East Kilbride Pirates
- Founded: 1985; 40 years ago
- League: BAFA National Leagues
- Division: Premier North
- Location: Glasgow, Scotland
- Stadium: Braidholm
- Colours: Black Helmet Black and Red Jersey Red Pants
- Head coach: Matthew Davies
- General manager: Amanda McDonald
- League titles: 2 (2011, 2022)
- Division titles: 12: (2001, 2002, 2003, 2004, 2009, 2010, 2011, 2012, 2013, 2014, 2015, 2022)
- Playoff berths: 19: 1995, 1997, 1998, 2000, 2001, 2002, 2003, 2004, 2005, 2006, 2009, 2010, 2011, 2012, 2013, 2014, 2015, 2019, 2022)
- Website: www.piratesfootball.co.uk

= East Kilbride Pirates =

American Football team based in the United Kingdom

The East Kilbride Pirates are an American football team based in Glasgow, Scotland, who compete in the BAFA National Leagues Premier North, the highest level of British American football. The club although formed in East Kilbride currently operate in Glasgow and play their home games at Braidholm. They are both the most successful and the oldest surviving American Football team in Scotland having been formed in 1985. The club has won Division 1 National titles in 2011 and 2022 and are eleven-time Divisional champions.

==History==
The East Kilbride Pirates were formed in 1985, following a notice appearing in the local newspaper asking any interested parties to attend training. For the 1986 season, the Pirates merged with the nearby Rutherglen Ironhogs, producing a suitably sized squad to take part in the British American Football League (Anglo Conference). A 13–0 win was recorded over the Clydesdale Colts in the first kitted game.

1987 saw a new head coach with the appointment of Bill Walsh, an American working in East Kilbride. East Kilbride went 4–4 to finish second in Division One of the new Budweiser American Football League.
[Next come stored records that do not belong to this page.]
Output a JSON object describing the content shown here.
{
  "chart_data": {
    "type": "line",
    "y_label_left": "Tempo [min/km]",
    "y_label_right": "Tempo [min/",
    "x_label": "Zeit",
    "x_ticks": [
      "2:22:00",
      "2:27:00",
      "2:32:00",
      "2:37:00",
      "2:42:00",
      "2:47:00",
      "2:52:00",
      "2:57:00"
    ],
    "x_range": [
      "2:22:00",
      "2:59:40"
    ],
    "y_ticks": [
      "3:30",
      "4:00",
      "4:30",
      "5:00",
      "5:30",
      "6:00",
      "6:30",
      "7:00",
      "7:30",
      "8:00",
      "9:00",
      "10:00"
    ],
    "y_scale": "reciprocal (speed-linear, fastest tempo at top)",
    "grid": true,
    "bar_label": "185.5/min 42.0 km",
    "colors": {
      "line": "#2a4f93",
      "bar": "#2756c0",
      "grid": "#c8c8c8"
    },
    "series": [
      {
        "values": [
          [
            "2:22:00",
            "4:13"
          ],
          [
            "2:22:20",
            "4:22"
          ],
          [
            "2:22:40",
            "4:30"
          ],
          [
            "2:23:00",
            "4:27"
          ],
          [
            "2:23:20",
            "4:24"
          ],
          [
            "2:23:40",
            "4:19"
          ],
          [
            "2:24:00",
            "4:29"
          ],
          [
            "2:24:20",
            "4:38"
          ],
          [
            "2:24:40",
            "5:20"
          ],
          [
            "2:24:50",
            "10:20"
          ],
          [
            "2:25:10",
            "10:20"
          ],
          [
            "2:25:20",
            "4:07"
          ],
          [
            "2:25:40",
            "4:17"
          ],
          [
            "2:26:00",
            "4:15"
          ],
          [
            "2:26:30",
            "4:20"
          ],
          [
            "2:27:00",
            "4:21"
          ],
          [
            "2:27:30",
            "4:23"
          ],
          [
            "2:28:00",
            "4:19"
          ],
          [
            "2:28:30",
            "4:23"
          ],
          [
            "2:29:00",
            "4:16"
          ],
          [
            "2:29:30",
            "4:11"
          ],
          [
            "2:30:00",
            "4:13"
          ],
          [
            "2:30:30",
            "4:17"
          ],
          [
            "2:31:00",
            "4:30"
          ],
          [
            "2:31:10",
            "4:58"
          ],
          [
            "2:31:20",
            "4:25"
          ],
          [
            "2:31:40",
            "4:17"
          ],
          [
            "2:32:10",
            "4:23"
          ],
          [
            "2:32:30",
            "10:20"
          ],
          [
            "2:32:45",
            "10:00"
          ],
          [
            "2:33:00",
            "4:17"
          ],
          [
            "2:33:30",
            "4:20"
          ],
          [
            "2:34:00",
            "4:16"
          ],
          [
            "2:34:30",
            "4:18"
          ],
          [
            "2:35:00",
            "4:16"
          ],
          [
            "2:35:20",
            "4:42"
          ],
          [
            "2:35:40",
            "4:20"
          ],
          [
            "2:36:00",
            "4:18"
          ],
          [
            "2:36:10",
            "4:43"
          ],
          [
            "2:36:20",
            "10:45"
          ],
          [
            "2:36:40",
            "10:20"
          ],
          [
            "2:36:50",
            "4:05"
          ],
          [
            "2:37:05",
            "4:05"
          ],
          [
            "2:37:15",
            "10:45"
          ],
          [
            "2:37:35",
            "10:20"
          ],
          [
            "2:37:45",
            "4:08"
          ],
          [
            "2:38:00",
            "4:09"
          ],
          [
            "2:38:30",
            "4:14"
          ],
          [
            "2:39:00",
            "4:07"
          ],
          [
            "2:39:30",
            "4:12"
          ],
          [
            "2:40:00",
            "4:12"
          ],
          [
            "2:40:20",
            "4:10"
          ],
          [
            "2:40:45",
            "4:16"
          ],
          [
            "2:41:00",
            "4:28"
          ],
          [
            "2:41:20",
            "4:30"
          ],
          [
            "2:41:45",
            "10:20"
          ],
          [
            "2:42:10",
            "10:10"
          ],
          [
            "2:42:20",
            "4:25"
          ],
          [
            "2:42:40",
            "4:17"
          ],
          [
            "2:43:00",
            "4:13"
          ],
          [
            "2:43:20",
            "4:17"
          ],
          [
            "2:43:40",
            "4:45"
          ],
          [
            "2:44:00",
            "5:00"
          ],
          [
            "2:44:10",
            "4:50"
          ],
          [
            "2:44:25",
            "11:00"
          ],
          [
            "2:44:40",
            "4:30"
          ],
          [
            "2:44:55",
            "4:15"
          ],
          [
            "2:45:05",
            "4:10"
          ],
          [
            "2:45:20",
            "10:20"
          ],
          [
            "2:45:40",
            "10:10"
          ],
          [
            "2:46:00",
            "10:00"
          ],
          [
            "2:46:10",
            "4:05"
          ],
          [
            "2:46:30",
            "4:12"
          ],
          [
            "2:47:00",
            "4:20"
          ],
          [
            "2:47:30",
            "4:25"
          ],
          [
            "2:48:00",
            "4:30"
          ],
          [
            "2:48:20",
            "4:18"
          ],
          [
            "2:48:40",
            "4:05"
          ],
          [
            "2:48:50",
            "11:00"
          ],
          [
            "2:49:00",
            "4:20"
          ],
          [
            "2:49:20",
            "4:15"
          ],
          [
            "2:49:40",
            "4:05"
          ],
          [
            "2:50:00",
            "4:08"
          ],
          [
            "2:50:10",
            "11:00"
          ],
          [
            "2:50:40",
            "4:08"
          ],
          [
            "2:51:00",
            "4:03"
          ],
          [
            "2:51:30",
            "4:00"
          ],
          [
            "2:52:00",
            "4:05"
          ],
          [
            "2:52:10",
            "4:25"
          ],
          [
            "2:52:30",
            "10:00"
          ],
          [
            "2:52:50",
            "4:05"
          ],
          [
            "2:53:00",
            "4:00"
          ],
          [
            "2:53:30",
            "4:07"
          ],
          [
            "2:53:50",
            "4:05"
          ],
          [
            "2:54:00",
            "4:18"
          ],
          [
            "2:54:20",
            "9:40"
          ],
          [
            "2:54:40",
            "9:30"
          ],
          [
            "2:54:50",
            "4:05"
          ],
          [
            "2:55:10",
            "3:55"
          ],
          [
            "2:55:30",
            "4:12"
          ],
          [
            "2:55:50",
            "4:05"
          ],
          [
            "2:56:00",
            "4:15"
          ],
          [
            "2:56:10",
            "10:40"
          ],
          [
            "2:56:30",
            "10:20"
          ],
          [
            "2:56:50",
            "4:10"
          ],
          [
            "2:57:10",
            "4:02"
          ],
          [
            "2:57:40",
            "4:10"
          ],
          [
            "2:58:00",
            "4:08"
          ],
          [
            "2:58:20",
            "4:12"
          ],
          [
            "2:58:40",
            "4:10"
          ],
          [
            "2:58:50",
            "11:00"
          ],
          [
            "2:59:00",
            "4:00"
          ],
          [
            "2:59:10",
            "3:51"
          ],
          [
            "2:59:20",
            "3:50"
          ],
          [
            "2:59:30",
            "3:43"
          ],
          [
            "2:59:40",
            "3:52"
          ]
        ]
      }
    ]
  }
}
In 2013, the team announced plans for a Junior team, to compete in the 16–19 age range and bridge the gap between Youth and Senior. In 2019, the team finished their regular season 6–0, and won a semi-final 13–9 against Birmingham Lions to qualify for their third appearance at the British U19 final in four years. The game was streamed by BBC Sport.

In September 2015 the East Kilbride Pirates launched their first women's team. The call for players met with a positive local response and the team competed in the British American Football Association's Opal Series flag competition for women. The Pirates women's team compete in the Opal flag and Sapphire kitted competitions. In 2017 the women's section split into distinct contact and flag teams. In 2018 the club appointed Claire Cochrane as their first ever female head coach to lead the women's contact team.